To alleviate this problem, fitment bolts 232-238 in attachment module 222 extend somewhat at an angle from horizontal. This allows some component of longitudinal force to be borne as a compression force by the main body of the fitment bolts. While extending the bolts downwardly improves the performance of module 222, it also makes the fitment bolts more difficult for medical personnel to install and adjust.
Another drawback of module 222 is that reinforcements such as reinforcements 246 must be provided in the wall of sleeve-like adapter 226. These reinforcements are necessary because the fitment bolts which are lodged in the adapter wall must bear the massive longitudinal (vertical) forces discussed above.
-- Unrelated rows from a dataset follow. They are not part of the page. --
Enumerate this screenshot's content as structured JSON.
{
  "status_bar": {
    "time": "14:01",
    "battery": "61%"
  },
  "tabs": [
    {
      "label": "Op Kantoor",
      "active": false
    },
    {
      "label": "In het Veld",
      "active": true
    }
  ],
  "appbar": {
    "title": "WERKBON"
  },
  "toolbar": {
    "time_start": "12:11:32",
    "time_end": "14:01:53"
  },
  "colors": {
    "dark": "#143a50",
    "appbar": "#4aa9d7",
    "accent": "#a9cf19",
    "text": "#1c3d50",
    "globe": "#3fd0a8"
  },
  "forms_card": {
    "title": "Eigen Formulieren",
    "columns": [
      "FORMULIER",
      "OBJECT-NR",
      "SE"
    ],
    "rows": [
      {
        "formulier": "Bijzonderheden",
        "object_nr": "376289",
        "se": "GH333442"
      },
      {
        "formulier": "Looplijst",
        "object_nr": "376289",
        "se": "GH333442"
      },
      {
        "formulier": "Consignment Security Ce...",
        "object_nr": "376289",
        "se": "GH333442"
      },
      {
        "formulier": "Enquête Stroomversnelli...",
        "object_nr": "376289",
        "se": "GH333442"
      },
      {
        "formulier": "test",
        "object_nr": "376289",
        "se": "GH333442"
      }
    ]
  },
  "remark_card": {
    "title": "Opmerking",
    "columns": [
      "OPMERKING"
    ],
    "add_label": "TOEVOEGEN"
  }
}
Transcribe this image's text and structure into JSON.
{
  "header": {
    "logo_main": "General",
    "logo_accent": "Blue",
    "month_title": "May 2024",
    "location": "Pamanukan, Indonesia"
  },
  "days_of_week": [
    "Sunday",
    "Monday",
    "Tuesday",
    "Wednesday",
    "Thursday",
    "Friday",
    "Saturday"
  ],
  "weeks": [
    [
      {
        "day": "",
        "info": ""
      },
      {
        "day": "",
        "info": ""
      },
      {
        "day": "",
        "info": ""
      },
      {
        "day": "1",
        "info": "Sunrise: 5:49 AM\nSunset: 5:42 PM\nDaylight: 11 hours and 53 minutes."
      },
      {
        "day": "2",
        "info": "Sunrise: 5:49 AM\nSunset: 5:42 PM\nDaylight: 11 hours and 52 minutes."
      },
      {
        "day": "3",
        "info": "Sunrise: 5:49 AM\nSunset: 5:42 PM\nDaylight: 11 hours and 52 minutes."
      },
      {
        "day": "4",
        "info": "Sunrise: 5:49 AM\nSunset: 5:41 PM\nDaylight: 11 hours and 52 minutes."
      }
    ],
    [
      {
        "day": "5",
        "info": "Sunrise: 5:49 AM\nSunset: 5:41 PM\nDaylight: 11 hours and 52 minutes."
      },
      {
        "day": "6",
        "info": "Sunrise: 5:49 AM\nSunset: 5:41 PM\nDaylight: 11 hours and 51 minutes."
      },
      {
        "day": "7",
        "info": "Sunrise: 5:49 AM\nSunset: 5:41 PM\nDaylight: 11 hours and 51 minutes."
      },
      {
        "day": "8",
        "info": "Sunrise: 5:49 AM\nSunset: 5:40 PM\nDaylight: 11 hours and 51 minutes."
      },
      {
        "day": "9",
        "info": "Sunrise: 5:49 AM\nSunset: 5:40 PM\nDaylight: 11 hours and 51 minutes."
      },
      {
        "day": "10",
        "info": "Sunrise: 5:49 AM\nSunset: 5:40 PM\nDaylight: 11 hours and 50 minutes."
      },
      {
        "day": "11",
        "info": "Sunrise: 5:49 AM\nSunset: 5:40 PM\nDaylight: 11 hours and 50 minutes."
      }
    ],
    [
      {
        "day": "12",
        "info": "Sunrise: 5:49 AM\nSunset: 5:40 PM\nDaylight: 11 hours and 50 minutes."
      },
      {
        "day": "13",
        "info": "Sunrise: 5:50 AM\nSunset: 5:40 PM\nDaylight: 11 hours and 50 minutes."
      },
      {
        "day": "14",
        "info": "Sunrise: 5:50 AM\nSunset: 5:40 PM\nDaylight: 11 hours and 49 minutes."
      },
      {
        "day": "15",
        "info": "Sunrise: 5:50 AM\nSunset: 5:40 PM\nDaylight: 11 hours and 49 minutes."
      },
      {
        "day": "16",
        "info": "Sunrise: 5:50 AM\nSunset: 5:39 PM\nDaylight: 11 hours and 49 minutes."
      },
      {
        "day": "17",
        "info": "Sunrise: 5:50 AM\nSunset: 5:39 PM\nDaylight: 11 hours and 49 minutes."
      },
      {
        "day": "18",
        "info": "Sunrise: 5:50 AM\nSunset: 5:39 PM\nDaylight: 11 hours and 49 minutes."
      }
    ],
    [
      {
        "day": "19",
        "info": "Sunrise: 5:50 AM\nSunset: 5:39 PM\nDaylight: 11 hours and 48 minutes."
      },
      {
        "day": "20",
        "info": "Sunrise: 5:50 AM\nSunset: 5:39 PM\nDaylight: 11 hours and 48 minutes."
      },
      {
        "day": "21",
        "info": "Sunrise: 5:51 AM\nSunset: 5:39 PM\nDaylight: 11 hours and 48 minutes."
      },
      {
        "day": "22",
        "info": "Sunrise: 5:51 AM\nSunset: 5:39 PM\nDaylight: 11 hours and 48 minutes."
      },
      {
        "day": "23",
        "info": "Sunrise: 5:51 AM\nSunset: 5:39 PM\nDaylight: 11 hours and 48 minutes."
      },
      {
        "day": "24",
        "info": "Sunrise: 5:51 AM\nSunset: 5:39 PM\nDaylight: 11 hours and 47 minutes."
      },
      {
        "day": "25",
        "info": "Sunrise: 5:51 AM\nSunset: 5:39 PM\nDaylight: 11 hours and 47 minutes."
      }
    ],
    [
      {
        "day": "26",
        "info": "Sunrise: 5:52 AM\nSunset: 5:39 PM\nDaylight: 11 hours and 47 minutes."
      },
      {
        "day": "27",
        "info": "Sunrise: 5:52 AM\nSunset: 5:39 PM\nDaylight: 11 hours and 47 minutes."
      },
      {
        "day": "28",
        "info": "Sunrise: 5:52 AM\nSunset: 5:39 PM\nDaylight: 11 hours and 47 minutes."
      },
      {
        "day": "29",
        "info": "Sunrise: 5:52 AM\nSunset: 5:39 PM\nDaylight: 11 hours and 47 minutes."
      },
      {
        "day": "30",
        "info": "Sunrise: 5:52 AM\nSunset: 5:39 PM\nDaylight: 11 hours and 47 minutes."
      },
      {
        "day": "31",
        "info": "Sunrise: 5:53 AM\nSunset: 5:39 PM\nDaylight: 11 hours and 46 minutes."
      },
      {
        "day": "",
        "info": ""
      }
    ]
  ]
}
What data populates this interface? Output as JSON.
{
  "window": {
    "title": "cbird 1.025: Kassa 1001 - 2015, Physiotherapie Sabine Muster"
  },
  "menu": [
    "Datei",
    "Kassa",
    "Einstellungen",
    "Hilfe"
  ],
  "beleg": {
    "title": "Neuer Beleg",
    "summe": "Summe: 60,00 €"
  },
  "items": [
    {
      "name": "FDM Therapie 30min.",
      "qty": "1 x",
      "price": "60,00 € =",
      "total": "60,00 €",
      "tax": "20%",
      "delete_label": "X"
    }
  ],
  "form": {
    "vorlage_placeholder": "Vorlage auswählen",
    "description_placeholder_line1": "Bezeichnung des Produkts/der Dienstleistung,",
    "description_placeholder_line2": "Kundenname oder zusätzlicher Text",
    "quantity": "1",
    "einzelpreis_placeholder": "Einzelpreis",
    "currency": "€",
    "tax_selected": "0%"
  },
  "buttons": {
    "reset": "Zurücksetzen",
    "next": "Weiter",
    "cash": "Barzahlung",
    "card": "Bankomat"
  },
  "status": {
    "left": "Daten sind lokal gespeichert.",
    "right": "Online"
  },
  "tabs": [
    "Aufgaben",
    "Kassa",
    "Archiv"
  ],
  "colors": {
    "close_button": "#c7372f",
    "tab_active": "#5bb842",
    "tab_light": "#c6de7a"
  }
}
These reinforcements cause the adapter to be larger than is otherwise necessary. For a variety of reasons, particularly cosmetic, it is desirable to have a more narrow adapter.
Yet another drawback of prior art module 222 is that it uses fitment bolts or bolts having flat (as opposed to rounded) ends. These flat ends are used to improve the friction grip of the bolts. In practice, however, rounded heads provide easier alignment adjustment.